Inspired by code here, but modified to use 8bit, not 16 (which again caused the issue with not being aligned).

So storing strings actually yields very mixed results.

Now when browser.storage.sync.getBytesInUse() is implemented, I can precisely measure how much space my data occupies:

await browser.storage.sync.set({t: 1})
// 2 bytes
await browser.storage.sync.set({t: 11})
// 3 bytes
await browser.storage.sync.set({t: '0'})
// 4 bytes
await browser.storage.sync.set({t: String.fromCharCode(0)}) // "\u0000"
// 9 bytes - that's a whole 6 bytes just to store a zero :(

Any ideas how to improve this?
I can imagine a crazy idea where I cherry-pick 256 “single character” characters and somehow map them to all 256 Uint8 values :frowning:

I would imagine that the storage usage also includes overhead for storing the key and possibly some other things the database does. Thus I’m not sure if you can rely on consecutive readings after a change of the value being reliable for only what the current value takes up.

Either way, if there is some kind of “non monotone” storage usage that seems like something developers should be aware of. I think either way it would be good to have some more detailed documentation on what exactly the quotas include, and how you can try to minimize your quota usage as developer.

Actually it is defined and you can measure it and it totally works.
It’s the key size plus the value size.
From the MDN:

Name Description Value in bytes
Maximum total size The maximum total amount of data that each extension is allowed to store in the sync storage area, as measured by the JSON stringification of every value plus every key’s length. 102400
Maximum item size The maximum size of any one item that each extension is allowed to store in the sync storage area, as measured by the JSON stringification of the item’s value plus the length of its key. 8192
Maximum number of items The maximum number of items that each extension is allowed to store in the sync storage area. 512

Test it in your console:

await browser.storage.sync.set({t: 555})
await browser.storage.sync.getBytesInUse()

Will give you 4 bytes because it’s 4 characters. Same in Firefox and Chrome.

1 Like

Based on the documentation I am confused about this then:

EDIT: oh, it’s counting the quotes from the JSON stringification, thus numbers are more efficient. Got it.

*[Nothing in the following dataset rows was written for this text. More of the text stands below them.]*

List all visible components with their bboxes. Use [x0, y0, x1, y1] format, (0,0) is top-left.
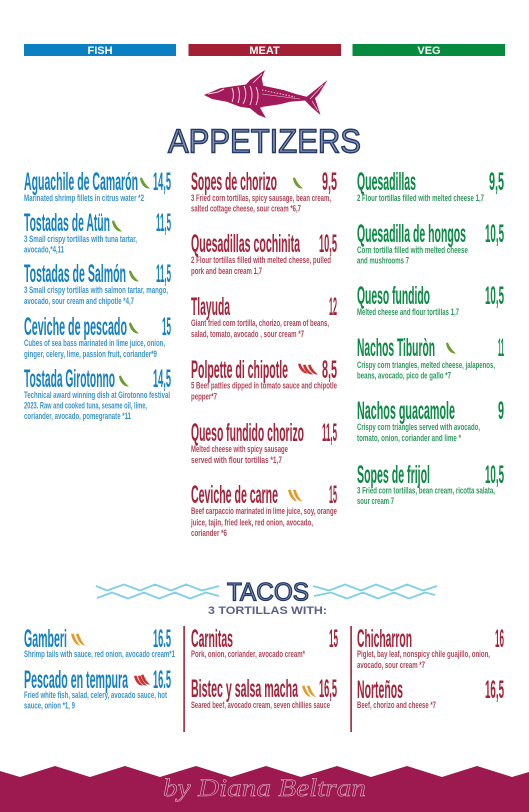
item: Tlayuda — [191, 293, 337, 340]
text: 14,5 — [153, 168, 171, 196]
item: Tostada Girotonno: 2023. Raw and cooked tuna, sesame oil, lime, — [24, 400, 147, 412]
item: Quesadillas: Quesadillas — [357, 168, 416, 196]
text: 8,5 — [322, 356, 337, 384]
item: Quesadillas cochinita: 2 Flour tortillas filled with melted cheese, pulled — [191, 255, 331, 266]
text: 16,5 — [319, 675, 337, 703]
panel: veg column — [357, 168, 504, 507]
category bar: fish — [24, 44, 176, 57]
item: Tlayuda: Giant fried corn tortilla, chorizo, cream of beans, — [191, 318, 329, 329]
item: Aguachile de Camarón: Aguachile de Camarón — [24, 168, 138, 196]
panel: tacos fish — [24, 625, 175, 712]
item: Queso fundido chorizo: Queso fundido chorizo — [191, 419, 304, 447]
item: Sopes de frijol — [357, 461, 504, 507]
item: Quesadilla de hongos: Corn tortilla filled with melted cheese — [357, 245, 468, 256]
subheading: 3 tortillas with: 3 TORTILLAS WITH: — [208, 605, 327, 617]
item: Queso fundido chorizo: served with flour tortillas *1,7 — [191, 455, 282, 466]
item: Tostadas de Atün: avocado,*4,11 — [24, 244, 64, 256]
item: Carnitas: Pork, onion, coriander, avocado cream* — [191, 649, 305, 660]
heading: tacos: TACOS — [227, 578, 309, 606]
item: Tostada Girotonno: Technical award winning dish at Girotonno festival — [24, 390, 170, 401]
text: 15 — [162, 313, 171, 341]
item: Tostadas de Atün: Tostadas de Atün — [24, 209, 110, 237]
item: Quesadilla de hongos — [357, 220, 504, 266]
item: Ceviche de pescado: Cubes of sea bass marinated in lime juice, onion, — [24, 338, 165, 349]
text: 15 — [329, 481, 337, 509]
item: Nachos guacamole: tomato, onion, coriander and lime * — [357, 433, 461, 444]
item: Polpette di chipotle — [191, 356, 337, 402]
item: Chicharron: avocado, sour cream *7 — [357, 660, 425, 671]
item: Bistec y salsa macha: Bistec y salsa macha — [191, 675, 298, 703]
item: Quesadillas cochinita: Quesadillas cochinita — [191, 230, 300, 258]
item: Quesadilla de hongos: and mushrooms 7 — [357, 256, 409, 266]
category bar: meat — [188, 44, 341, 57]
item: Ceviche de pescado: ginger, celery, lime, passion fruit, coriander*9 — [24, 349, 157, 360]
item: Tostadas de Salmón: avocado, sour cream and chipotle *4,7 — [24, 296, 134, 307]
category bar: meat: MEAT — [249, 45, 280, 57]
panel: tacos pork — [357, 625, 504, 711]
item: Queso fundido — [357, 282, 504, 318]
item: Ceviche de carne — [190, 481, 337, 539]
item: Queso fundido chorizo — [191, 419, 337, 466]
item: Chicharron — [357, 625, 504, 671]
item: Nachos guacamole — [357, 397, 504, 444]
item: Ceviche de carne: Ceviche de carne — [191, 481, 278, 509]
text: 12 — [329, 293, 337, 321]
item: Tostadas de Atün: 3 Small crispy tortillas with tuna tartar, — [24, 234, 137, 245]
item: Ceviche de pescado — [24, 313, 171, 360]
item: Polpette di chipotle: Polpette di chipotle — [191, 356, 288, 384]
panel: tacos meat — [191, 625, 338, 711]
text: 11,5 — [322, 419, 337, 447]
item: Ceviche de carne: juice, tajin, fried leek, red onion, avocado, — [190, 518, 313, 528]
item: Tlayuda: Tlayuda — [191, 293, 230, 321]
item: Sopes de chorizo: salted cottage cheese, sour cream *6,7 — [191, 204, 301, 214]
item: Quesadillas cochinita — [191, 230, 337, 277]
category bar: veg — [352, 44, 505, 57]
item: Sopes de chorizo: 3 Fried corn tortillas, spicy sausage, bean cream, — [191, 193, 331, 204]
item: Polpette di chipotle: 5 Beef patties dipped in tomato sauce and chipotle — [191, 380, 337, 392]
item: Ceviche de carne: coriander *6 — [191, 528, 227, 539]
item: Norteños: Beef, chorizo and cheese *7 — [357, 700, 436, 711]
item: Aguachile de Camarón: Marinated shrimp fillets in citrus water *2 — [24, 193, 144, 204]
decoration: left waves — [96, 584, 219, 598]
text: 11,5 — [156, 209, 171, 237]
panel: fish column — [24, 168, 171, 422]
item: Tostadas de Salmón — [24, 260, 171, 307]
category bar: fish: FISH — [87, 45, 113, 57]
decoration: right waves — [313, 584, 437, 598]
item: Aguachile de Camarón — [24, 168, 171, 204]
item: Tostada Girotonno: Tostada Girotonno — [24, 365, 115, 393]
text: 16.5 — [153, 625, 171, 653]
item: Tostada Girotonno — [24, 365, 171, 422]
item: Sopes de chorizo — [191, 168, 337, 214]
item: Norteños — [357, 676, 504, 711]
item: Tostadas de Salmón: 3 Small crispy tortillas with salmon tartar, mango, — [24, 285, 168, 296]
category bar: veg: VEG — [417, 45, 441, 57]
item: Ceviche de pescado: Ceviche de pescado — [24, 313, 127, 341]
item: Pescado en tempura: Pescado en tempura — [24, 666, 128, 694]
panel: meat column — [190, 168, 337, 539]
item: Polpette di chipotle: pepper*7 — [191, 392, 217, 402]
text: 11 — [498, 334, 504, 362]
item: Carnitas — [191, 625, 338, 660]
item: Carnitas: Carnitas — [191, 625, 233, 653]
item: Pescado en tempura — [24, 666, 171, 712]
item: Sopes de frijol: sour cream 7 — [357, 496, 394, 507]
item: Pescado en tempura: Fried white fish, salad, celery, avocado sauce, hot — [24, 690, 168, 701]
text: 10,5 — [319, 230, 337, 258]
item: Tostadas de Salmón: Tostadas de Salmón — [24, 260, 126, 288]
item: Ceviche de carne: Beef carpaccio marinated in lime juice, soy, orange — [191, 506, 337, 517]
item: Chicharron: Chicharron — [357, 625, 412, 653]
icon: shark logo — [204, 70, 328, 118]
item: Queso fundido chorizo: Melted cheese with spicy sausage — [191, 444, 288, 455]
item: Queso fundido: Queso fundido — [357, 282, 430, 310]
item: Tostadas de Atün — [24, 209, 171, 256]
heading: appetizers: APPETIZERS — [168, 124, 361, 160]
text: 9,5 — [489, 168, 504, 196]
item: Bistec y salsa macha: Seared beef, avocado cream, seven chillies sauce — [191, 700, 330, 711]
text: 15 — [329, 625, 338, 653]
item: Nachos Tiburòn — [357, 334, 504, 382]
text: 9 — [498, 397, 504, 425]
item: Pescado en tempura: sauce, onion *1, 9 — [24, 700, 75, 712]
item: Sopes de chorizo: Sopes de chorizo — [191, 168, 277, 196]
text: 16.5 — [153, 666, 171, 694]
text: 9,5 — [322, 168, 337, 196]
footer band — [0, 766, 529, 812]
item: Nachos Tiburòn: beans, avocado, pico de gallo *7 — [357, 370, 451, 382]
item: Tlayuda: salad, tomato, avocado , sour cream *7 — [191, 329, 304, 340]
signature: by Diana Beltran — [163, 775, 366, 802]
text: 16 — [495, 625, 504, 653]
text: 14,5 — [153, 365, 171, 393]
item: Sopes de frijol: Sopes de frijol — [357, 461, 430, 489]
item: Gamberi: Shrimp tails with sauce, red onion, avocado cream*1 — [24, 649, 175, 660]
item: Bistec y salsa macha — [191, 675, 337, 711]
divider: tacos left — [183, 626, 185, 732]
item: Gamberi — [24, 625, 175, 660]
item: Gamberi: Gamberi — [24, 625, 67, 653]
text: 11,5 — [156, 260, 171, 288]
item: Norteños: Norteños — [357, 676, 403, 704]
item: Queso fundido: Melted cheese and flour tortillas 1,7 — [357, 307, 459, 318]
item: Tostada Girotonno: coriander, avocado, pomegranate *11 — [24, 411, 131, 422]
item: Quesadillas cochinita: pork and bean cream 1,7 — [191, 266, 262, 277]
divider: tacos right — [350, 626, 352, 732]
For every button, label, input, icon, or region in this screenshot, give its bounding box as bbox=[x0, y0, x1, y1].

You may be interested in base85 then… https://stackoverflow.com/questions/1443158/binary-data-in-json-string-something-better-than-base64

1 Like

Thank you Martin! That helped :slight_smile:.
So this is actually much harder than I thought. But luckily there are some smart people implementing useful libraries, like base-x which can convert to any base. And based on the StackOverflow post, there are 94 characters that can be represented by single byte in JSON.

I’ve just finished testing it and it does seems to work nice with the following alphabet:

0123456789ABCDEFGHIJKLMNOPQRSTUVWXYZabcdefghijklmnopqrstuvwxyz~_!$()+,;@.:=^*?&<>[]{}%#|`/\u007f '-

I’ve found it here as Base95:

0123456789ABCDEFGHIJKLMNOPQRSTUVWXYZabcdefghijklmnopqrstuvwxyz~_!$()+,;@.:=^*?&<>[]{}%#|`/\ "'- 

But to make it compatible with JSON I’ve removed " with \ and added “DEL” character - “\u007f”.

To test it, I’ve run:

await browser.storage.sync.set({t: "0123456789ABCDEFGHIJKLMNOPQRSTUVWXYZabcdefghijklmnopqrstuvwxyz~_!$()+,;@.:=^*?&<>[]{}%#|`/\u007f '-"})
await browser.storage.sync.getBytesInUse()
// 97 bytes = 1 key + 2 apostrophes + 94 characters :)

So if I’m right, this is the most efficient way to store data in storage.sync :slight_smile:.
…but it’s extremely slow, it takes like 5 seconds to encode 50KB of data :frowning: .

But anyway I’ve just saved 30KB just by changing encoding, so I’m super happy! And with the LZMA compression I can now store 160KB of data as 50KB which fits into storage.sync! (well, after you chunk it to <8KB pieces). With so many operations involved I’m actually surprised it works :smiley:.

EDIT:
So after tracking a strange bug in Chrome I just found out that somehow (Chrome only!) "<" character is encoded with 5 bytes, not 1 :frowning:.
I’ve actually wrote an algorithm that goes through first 256 characters and tries to store each one to see how it goes and yes, there is 93 of them in this order:

" !#$%&'()*+,-./0123456789:;=>?@ABCDEFGHIJKLMNOPQRSTUVWXYZ[]^_`abcdefghijklmnopqrstuvwxyz{|}~\u007f"

EDIT 2:
Bug reported to Chromium. It seems to be part of XSS protection.